2025年9月4日、インドのニューデリーの市場 REUTERS/Anushree Fadnavis
[ニューデリー 7日 ロイター] – インドは1日から始まった2026/27年度の財政赤字目標達成を脅かす差し迫ったリスクは見当たらない――。イラン情勢がもたらす影響の評価作業をインド政府が続けている中で、2人の政府高官が明らかにした。
2人の話では、政府は幾つかの緊縮措置を検討中だが、道路や鉄道、空港などの整備に向けた投資は積極的に継続する方針。これらの投資は、持続的な経済成長や雇用創出の面で重要と見なしているからだ。

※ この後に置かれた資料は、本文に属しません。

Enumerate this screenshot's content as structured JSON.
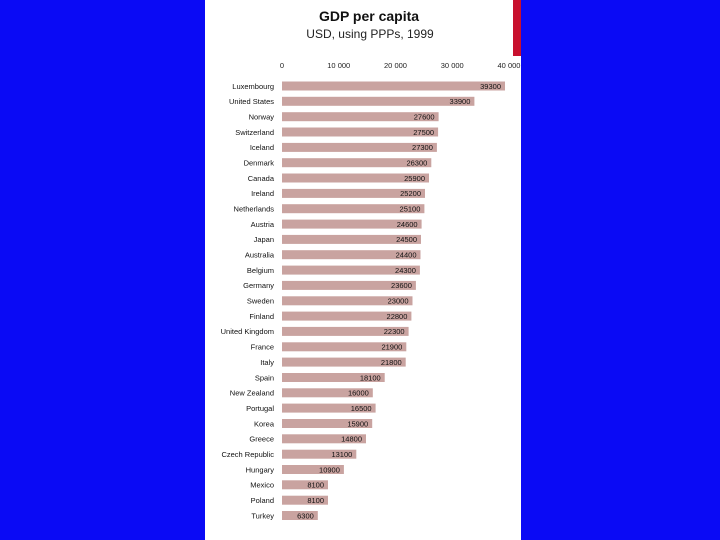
{
  "colors": {
    "background": "#0a0af5",
    "slide": "#ffffff",
    "bar": "#c9a3a0",
    "accent": "#c8102e"
  },
  "chart_data": {
    "type": "bar",
    "orientation": "horizontal",
    "title": "GDP per capita",
    "subtitle": "USD, using PPPs, 1999",
    "xlim": [
      0,
      40000
    ],
    "xticks": [
      0,
      10000,
      20000,
      30000,
      40000
    ],
    "xtick_labels": [
      "0",
      "10 000",
      "20 000",
      "30 000",
      "40 000"
    ],
    "categories": [
      "Luxembourg",
      "United States",
      "Norway",
      "Switzerland",
      "Iceland",
      "Denmark",
      "Canada",
      "Ireland",
      "Netherlands",
      "Austria",
      "Japan",
      "Australia",
      "Belgium",
      "Germany",
      "Sweden",
      "Finland",
      "United Kingdom",
      "France",
      "Italy",
      "Spain",
      "New Zealand",
      "Portugal",
      "Korea",
      "Greece",
      "Czech Republic",
      "Hungary",
      "Mexico",
      "Poland",
      "Turkey"
    ],
    "values": [
      39300,
      33900,
      27600,
      27500,
      27300,
      26300,
      25900,
      25200,
      25100,
      24600,
      24500,
      24400,
      24300,
      23600,
      23000,
      22800,
      22300,
      21900,
      21800,
      18100,
      16000,
      16500,
      15900,
      14800,
      13100,
      10900,
      8100,
      8100,
      6300
    ],
    "value_labels": [
      "39300",
      "33900",
      "27600",
      "27500",
      "27300",
      "26300",
      "25900",
      "25200",
      "25100",
      "24600",
      "24500",
      "24400",
      "24300",
      "23600",
      "23000",
      "22800",
      "22300",
      "21900",
      "21800",
      "18100",
      "16000",
      "16500",
      "15900",
      "14800",
      "13100",
      "10900",
      "8100",
      "8100",
      "6300"
    ]
  }
}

インド政府は2月、今年度の財政赤字の国内総生産(GDP)比は4.3%を目指すと表明した。前年度実績は4.4%。
ただイラン情勢悪化に伴う原油高騰がインド財政の重圧になっている。既に政府は、燃料高がそのまま消費者に波及しないように物品税の負担軽減策を打ち出した。
エコノミストからは、今年度の財政赤字目標は達成できないかもしれないとの声も聞かれる。スタンダード・チャータードは、GDP成長率が0.7-0.9ポイント下振れると予想する。
それでも高官の1人は、予算上の想定はすぐには見直されないと明言。「想定を見直すには現在の状況が少なくとも2-3カ月続く必要がある」と述べた。
一方で高官は、政府が今年度1兆8300億ルピー(196億9000万ドル)の予算を計上していた肥料とガソリンの補助金は、上積みを迫られる公算が大きいとの見方を示した。
物品税軽減策によって歳入減少にも直面する見込みという。
2人目の高官は、追加支出分の一部は補助金対象を絞ることや、各省庁の削減努力で相殺され、公共投資に関しては「依然として政府の最優先事項」になると付け加えた。
今年度の公共投資予算は12兆2200億ルピー(1314億5000万ドル)、GDP比約3.1%と、前年度の10兆9600億ルピーから増額されている。